Serotonin hyperinnervation abolishes seizure susceptibility in Otx2 conditional mutant mice

The homeobox-containing transcription factor Otx2 is crucially involved in fate determination of midbrain neurons. Mutant mice, in which Otx2 was conditionally inactivated by a Cre recombinase expressed under the transcriptional control of the Engrailed1 (En1) gene (En1^cre/+; Otx2^flox/flox), show a reduced number of dopaminergic neurons and an increased number of serotonergic neurons in the ventral midbrain. Despite these developmental anatomical alterations, En1^cre/+; Otx2 ^flox/flox adult mice display normal motor function.
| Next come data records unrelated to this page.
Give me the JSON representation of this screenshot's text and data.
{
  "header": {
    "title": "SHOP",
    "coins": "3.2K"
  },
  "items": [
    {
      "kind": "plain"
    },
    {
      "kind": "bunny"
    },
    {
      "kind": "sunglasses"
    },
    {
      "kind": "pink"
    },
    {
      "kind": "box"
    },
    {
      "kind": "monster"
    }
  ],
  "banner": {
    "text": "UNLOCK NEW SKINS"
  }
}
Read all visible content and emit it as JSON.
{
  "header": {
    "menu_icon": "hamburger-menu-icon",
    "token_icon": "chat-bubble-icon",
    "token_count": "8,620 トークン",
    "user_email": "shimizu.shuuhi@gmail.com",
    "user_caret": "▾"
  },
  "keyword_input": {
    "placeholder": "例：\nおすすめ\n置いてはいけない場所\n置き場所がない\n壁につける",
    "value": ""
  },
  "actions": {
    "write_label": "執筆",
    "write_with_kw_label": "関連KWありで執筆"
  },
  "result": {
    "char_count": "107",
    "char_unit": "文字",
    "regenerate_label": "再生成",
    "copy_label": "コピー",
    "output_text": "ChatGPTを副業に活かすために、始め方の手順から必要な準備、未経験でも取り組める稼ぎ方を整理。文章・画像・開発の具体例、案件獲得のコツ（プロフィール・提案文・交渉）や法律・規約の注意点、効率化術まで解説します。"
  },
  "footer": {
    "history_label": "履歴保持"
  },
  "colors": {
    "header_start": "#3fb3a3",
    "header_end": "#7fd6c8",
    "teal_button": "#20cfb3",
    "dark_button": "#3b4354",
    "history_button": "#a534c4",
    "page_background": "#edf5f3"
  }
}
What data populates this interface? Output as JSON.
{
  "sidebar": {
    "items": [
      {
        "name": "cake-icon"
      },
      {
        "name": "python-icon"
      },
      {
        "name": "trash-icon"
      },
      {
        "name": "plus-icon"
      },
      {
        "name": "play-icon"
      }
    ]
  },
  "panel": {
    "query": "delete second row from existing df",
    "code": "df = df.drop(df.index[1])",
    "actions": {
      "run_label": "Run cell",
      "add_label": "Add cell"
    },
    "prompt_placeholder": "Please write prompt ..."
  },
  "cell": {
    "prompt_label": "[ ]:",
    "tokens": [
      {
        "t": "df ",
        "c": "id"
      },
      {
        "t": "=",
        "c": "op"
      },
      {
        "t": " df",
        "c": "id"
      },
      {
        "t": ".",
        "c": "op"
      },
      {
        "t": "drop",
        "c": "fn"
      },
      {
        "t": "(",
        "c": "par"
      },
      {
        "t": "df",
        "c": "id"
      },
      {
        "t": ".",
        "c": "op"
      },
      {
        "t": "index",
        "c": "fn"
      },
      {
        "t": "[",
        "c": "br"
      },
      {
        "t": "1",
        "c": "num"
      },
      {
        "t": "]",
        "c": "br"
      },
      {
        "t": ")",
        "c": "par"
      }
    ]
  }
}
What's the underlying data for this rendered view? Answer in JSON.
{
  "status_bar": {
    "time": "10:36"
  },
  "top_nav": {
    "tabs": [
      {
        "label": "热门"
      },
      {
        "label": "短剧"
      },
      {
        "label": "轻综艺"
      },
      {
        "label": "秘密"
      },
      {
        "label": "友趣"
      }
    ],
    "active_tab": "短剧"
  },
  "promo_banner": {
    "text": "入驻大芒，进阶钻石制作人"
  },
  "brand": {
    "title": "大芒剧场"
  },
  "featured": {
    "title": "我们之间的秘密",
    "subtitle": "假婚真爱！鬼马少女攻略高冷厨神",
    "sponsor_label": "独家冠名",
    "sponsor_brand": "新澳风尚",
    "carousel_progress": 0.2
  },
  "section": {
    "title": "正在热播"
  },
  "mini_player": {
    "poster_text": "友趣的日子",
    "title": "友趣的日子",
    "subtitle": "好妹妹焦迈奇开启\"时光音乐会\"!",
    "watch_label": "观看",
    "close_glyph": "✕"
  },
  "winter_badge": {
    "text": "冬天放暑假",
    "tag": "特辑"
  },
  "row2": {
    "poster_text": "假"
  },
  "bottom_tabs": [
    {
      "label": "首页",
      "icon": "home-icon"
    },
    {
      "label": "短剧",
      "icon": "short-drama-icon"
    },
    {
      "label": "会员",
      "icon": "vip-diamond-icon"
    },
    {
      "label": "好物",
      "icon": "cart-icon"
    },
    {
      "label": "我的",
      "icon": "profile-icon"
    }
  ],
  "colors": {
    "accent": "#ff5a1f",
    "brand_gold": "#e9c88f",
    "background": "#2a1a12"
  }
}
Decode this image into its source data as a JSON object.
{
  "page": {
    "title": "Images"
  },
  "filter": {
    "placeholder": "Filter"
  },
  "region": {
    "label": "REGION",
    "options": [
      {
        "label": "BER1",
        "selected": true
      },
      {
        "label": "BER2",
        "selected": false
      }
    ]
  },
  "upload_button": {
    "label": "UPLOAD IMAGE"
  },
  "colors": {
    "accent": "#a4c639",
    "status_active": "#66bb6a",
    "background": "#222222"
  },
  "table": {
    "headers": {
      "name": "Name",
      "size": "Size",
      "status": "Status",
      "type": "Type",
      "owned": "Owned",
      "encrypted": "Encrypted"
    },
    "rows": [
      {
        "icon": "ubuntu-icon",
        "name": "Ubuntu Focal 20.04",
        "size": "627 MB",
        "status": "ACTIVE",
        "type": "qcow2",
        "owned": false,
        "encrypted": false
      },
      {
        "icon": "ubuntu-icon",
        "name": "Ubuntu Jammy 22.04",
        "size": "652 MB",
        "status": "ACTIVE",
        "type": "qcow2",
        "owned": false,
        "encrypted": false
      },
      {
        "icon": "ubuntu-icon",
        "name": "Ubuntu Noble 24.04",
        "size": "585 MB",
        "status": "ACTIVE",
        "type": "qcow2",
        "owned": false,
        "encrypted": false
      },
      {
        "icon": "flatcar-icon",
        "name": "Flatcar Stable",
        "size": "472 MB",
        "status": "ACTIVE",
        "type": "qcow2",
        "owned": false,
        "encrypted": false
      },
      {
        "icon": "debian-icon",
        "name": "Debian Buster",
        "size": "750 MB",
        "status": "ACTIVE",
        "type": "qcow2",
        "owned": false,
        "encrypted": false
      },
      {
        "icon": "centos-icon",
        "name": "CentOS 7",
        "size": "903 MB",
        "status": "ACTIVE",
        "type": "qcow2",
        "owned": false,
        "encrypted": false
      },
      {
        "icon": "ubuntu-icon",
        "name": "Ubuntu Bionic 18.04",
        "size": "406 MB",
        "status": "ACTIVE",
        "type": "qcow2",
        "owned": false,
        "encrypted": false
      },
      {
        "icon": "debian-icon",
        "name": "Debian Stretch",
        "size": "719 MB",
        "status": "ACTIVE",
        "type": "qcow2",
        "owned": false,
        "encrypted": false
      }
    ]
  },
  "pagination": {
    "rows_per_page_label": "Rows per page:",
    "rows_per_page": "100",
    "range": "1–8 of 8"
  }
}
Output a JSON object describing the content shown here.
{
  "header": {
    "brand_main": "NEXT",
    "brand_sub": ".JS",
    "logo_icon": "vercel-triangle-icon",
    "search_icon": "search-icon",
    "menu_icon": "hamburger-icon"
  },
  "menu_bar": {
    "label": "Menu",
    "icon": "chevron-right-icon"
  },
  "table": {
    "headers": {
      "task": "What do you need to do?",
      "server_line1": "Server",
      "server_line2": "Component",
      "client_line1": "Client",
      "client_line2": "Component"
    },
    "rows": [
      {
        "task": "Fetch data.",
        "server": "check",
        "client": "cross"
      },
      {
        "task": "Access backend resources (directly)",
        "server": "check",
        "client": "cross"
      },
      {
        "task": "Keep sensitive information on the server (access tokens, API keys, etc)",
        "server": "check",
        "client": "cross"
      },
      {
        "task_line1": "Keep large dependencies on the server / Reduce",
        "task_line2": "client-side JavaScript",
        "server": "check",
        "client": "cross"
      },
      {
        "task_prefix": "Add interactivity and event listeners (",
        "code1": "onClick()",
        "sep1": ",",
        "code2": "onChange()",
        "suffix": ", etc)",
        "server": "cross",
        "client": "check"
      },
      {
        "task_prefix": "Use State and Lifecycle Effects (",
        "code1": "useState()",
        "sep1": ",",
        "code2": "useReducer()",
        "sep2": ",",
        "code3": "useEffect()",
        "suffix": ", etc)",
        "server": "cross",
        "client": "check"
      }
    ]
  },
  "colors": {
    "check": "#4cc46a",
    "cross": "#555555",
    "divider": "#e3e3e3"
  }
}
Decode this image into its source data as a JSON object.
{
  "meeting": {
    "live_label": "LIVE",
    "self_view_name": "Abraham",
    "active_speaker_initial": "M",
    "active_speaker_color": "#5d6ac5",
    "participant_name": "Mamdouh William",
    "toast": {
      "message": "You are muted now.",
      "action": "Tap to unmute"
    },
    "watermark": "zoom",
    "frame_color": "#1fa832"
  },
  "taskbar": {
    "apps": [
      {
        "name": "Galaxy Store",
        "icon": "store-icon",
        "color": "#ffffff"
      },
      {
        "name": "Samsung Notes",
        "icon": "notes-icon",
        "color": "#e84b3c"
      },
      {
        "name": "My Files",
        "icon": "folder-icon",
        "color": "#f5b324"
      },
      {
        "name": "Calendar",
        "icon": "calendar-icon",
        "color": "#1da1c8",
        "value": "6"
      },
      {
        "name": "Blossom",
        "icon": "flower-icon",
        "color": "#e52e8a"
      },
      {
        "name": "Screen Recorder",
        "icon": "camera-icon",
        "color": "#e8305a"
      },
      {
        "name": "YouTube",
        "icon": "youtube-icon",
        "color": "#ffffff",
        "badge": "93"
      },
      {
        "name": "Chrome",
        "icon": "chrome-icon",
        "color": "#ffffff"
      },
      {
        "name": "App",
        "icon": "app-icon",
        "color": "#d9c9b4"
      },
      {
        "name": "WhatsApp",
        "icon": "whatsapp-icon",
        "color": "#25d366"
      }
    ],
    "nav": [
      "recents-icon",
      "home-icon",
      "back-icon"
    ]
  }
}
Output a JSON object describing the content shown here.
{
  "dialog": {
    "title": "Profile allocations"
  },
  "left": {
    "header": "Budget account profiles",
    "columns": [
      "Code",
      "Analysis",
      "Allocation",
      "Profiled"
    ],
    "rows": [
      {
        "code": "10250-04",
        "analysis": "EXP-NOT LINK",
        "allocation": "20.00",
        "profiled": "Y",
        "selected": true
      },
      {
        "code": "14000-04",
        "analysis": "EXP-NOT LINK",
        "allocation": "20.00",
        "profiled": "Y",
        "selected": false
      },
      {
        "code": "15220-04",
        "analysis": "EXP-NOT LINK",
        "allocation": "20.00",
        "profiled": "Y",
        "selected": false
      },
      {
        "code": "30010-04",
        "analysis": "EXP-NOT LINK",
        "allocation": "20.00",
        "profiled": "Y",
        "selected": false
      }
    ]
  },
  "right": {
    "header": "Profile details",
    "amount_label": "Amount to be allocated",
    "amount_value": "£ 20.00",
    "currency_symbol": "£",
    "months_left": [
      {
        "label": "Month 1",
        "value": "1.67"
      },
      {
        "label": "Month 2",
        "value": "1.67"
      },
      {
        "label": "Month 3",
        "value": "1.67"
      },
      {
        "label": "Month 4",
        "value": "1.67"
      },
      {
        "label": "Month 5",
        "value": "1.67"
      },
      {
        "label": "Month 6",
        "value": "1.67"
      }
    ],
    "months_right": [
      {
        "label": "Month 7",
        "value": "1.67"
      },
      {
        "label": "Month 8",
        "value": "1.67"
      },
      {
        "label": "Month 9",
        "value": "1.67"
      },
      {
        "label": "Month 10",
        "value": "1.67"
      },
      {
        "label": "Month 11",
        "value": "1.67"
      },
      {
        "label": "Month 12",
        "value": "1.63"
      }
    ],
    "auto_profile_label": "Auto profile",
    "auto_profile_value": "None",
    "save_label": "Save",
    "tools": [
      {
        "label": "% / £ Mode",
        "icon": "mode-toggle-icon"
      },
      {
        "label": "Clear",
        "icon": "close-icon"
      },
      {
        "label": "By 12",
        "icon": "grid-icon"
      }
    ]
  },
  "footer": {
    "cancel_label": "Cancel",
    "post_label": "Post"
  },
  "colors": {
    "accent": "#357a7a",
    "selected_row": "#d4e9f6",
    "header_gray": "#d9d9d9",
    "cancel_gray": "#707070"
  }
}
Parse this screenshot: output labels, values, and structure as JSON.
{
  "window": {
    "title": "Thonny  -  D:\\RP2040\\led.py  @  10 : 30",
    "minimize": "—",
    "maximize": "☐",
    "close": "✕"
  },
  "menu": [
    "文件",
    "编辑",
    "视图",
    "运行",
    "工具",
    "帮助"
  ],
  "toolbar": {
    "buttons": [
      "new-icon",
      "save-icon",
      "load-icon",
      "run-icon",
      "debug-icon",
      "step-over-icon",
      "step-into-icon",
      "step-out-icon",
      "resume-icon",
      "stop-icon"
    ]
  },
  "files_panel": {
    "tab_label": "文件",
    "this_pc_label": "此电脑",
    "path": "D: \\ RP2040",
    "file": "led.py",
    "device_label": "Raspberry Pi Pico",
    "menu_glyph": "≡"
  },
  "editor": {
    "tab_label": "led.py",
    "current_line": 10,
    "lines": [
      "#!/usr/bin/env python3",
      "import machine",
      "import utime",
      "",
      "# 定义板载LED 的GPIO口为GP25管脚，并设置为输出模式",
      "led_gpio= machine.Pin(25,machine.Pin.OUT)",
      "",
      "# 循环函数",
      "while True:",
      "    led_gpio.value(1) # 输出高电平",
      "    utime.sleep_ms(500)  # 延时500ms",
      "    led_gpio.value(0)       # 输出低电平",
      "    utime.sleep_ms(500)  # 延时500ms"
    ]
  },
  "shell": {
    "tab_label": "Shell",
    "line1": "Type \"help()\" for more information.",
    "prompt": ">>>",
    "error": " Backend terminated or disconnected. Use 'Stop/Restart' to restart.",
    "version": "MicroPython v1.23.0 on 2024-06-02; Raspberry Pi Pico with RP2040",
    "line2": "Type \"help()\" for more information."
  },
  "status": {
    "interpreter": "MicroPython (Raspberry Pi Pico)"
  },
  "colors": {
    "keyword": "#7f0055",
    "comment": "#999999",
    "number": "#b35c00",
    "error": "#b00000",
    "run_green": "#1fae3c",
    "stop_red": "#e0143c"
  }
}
Here, we further investigated the neurological consequences of Otx2 inactivation in adult En1^cre/+; Otx2^flox/flox mice. Adult En1^cre/+; Otx2^flox/flox mice showed increased serotonin (5-HT) levels in the pons, ventral midbrain, hippocampus (CA3 subfield), and cerebral cortex, as indicated by HPLC and immunohistochemistry. Conversely, SERT (5-HT transporter) levels were decreased in conditional mutant brains. As a consequence of this increased 5-HT hyperinnervation, En1^cre/+; Otx2^flox/flox mice were resistant to generalized seizures induced by the glutamate agonist kainic acid (KA). Indeed, prolonged pretreatment of En1^cre/+; Otx2^flox/flox mice with the 5-HT synthesis inhibitor para-chlorophenylalanine (pCPA) restored brain 5-HT content to control levels, fully reestablishing KA seizure susceptibility. Accordingly, c-fos mRNA induction after KA was restricted to the hippocampus in En1^Cre/+; Otx2^flox/flox mice, whereas a widespread c-fos mRNA labeling was observed throughout the brain of En1^Cre/+; Otx2^flox/flox mice pretreated with pCPA. These results clearly show that increased brain 5-HT levels are responsible for seizure resistance in En1^cre/+; Otx2 ^flox/flox mice and confirm the important role of 5-HT in the control of seizure spread.